Sheppard played first base at St. John’s Prep and at St. John’s University, where he was also a quarterback.
While he was in high school, two Vincentian priests put him on the path toward a career in speech education.
“The combination there of one, the fiery orator, and the other, the semantic craftsman, probably presented a blending I wanted to imitate,” he once recalled.
Sheppard earned a bachelor’s degree in English and speech at St. John’s and a master’s degree in speech from Columbia before serving as a Navy officer during World War II. He became a speech teacher at John Adams upon his return and served as the public-address announcer for the Brooklyn Dodgers and the New York Yankees of the All-America Football Conference.
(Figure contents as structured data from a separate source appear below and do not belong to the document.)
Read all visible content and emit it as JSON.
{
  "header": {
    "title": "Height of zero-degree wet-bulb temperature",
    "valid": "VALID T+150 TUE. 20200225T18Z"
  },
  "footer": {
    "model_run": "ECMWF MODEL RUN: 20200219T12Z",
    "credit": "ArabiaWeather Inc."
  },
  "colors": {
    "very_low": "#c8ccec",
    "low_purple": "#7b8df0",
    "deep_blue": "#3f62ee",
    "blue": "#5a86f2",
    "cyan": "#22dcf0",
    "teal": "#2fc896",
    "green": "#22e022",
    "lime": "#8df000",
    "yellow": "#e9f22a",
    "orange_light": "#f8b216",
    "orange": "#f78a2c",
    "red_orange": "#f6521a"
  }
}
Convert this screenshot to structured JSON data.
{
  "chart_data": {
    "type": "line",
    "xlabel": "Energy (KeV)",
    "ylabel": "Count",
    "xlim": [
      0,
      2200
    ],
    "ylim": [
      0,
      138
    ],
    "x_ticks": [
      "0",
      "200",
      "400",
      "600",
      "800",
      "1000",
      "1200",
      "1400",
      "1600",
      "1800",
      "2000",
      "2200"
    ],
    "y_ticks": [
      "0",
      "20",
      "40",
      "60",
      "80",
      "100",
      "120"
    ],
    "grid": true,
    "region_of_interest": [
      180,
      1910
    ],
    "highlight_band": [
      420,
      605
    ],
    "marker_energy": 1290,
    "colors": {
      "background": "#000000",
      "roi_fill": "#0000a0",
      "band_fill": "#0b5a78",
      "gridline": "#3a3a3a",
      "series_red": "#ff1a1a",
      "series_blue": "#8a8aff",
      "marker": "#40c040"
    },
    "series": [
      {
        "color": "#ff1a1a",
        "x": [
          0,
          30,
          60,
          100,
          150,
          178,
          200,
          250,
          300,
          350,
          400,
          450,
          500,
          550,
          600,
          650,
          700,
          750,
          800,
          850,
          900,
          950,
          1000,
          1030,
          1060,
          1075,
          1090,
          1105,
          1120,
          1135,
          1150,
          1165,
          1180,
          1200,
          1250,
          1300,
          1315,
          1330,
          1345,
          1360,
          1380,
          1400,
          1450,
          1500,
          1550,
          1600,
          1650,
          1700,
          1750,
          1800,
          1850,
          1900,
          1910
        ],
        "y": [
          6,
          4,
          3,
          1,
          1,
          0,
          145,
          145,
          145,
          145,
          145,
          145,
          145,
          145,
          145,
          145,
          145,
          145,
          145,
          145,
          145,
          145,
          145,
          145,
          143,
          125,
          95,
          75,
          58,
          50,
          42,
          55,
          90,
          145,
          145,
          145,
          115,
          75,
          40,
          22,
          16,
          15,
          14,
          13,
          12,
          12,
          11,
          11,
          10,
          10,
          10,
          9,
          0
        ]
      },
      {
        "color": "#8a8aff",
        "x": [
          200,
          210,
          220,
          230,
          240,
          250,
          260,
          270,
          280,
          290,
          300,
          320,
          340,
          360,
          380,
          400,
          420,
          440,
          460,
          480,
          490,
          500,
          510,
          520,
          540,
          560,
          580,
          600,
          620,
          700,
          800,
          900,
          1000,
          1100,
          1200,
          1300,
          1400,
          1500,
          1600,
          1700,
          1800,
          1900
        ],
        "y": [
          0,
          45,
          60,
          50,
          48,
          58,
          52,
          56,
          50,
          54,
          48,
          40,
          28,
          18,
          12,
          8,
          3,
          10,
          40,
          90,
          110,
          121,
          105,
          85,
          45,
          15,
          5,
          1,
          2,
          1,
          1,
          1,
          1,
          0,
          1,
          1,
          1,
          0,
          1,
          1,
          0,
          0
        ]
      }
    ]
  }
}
He was hired by the baseball Yankees in 1951, and soon fans were hearing Sheppard’s pronunciation of “Joe Di-Mah-ggio.”
“I take great pride in how the names are pronounced,” Sheppard said. He seldom entered the clubhouses, but made certain to check directly with a visiting player if he had any doubt on the correct way to pronounce his name.
“Mick-ey Man-tle” was a favorite of his, but as Sheppard once told The Associated Press: “Anglo-Saxon names are not very euphonious. What can I do with Steve Sax? What can I do with Mickey Klutts?”
He enjoyed announcing the name of the Japanese pitcher Shigetoshi Hasegawa and the names of Latin players, particularly pitcher Salome Barojas and infielder Jose Valdivielso.
Sheppard feared he would trip over his pronunciation of Wayne Terwilliger, an infielder who played at Yankee Stadium with the Washington Senators and Kansas City Athletics in the 1950s. “I worried that I would say ‘Ter-wigg-ler’ but I never did,” he recalled.
But there was at least one flub.
When the football Giants played their first game at the Meadowlands, against the Dallas Cowboys in October 1976, Sheppard told the crowd: “Welcome to Yankee Stadium.”
On Bob Sheppard Day — during his 50th year with the Yankees — he was honored at a home-plate ceremony in which Walter Cronkite read the inscription on the plaque being unveiled for Monument Park behind the left-field fence. It stated in part that Sheppard “has announced the names of hundreds of players — both unfamiliar and legendary — with equal divine reverence.”
George Steinbrenner, the principal owner of the Yankees, said in a statement: “For over a half-century, fans were thrilled to hear his unforgettable voice and players were thrilled to hear his majestic enunciation of their names. Bob Sheppard was a great member of the Yankees family and his death leaves a lasting silence.”
He leaves behind his second wife, Mary; two sons, Paul and Chris; and two daughters, Barbara and Mary. His first wife, Margaret, the mother of all four children, died in 1959. He also leaves four grandchildren.
Sheppard had his imitators, most notably the ESPN broadcaster Jon Miller.
“One day when my wife and I were down in St. Thomas, we went into a restaurant,” Sheppard told The Village Voice in 2002. “I told the waitress, ‘I’ll have the No. 1. Scrambled eggs, buttered toast and black coffee. No. 1.’ My wife looked at me and said. ‘You sound like Jon Miller’s imitation.’ I wasn’t conscious of the fact that I was ordering the same way I’d introduce Billy Martin.”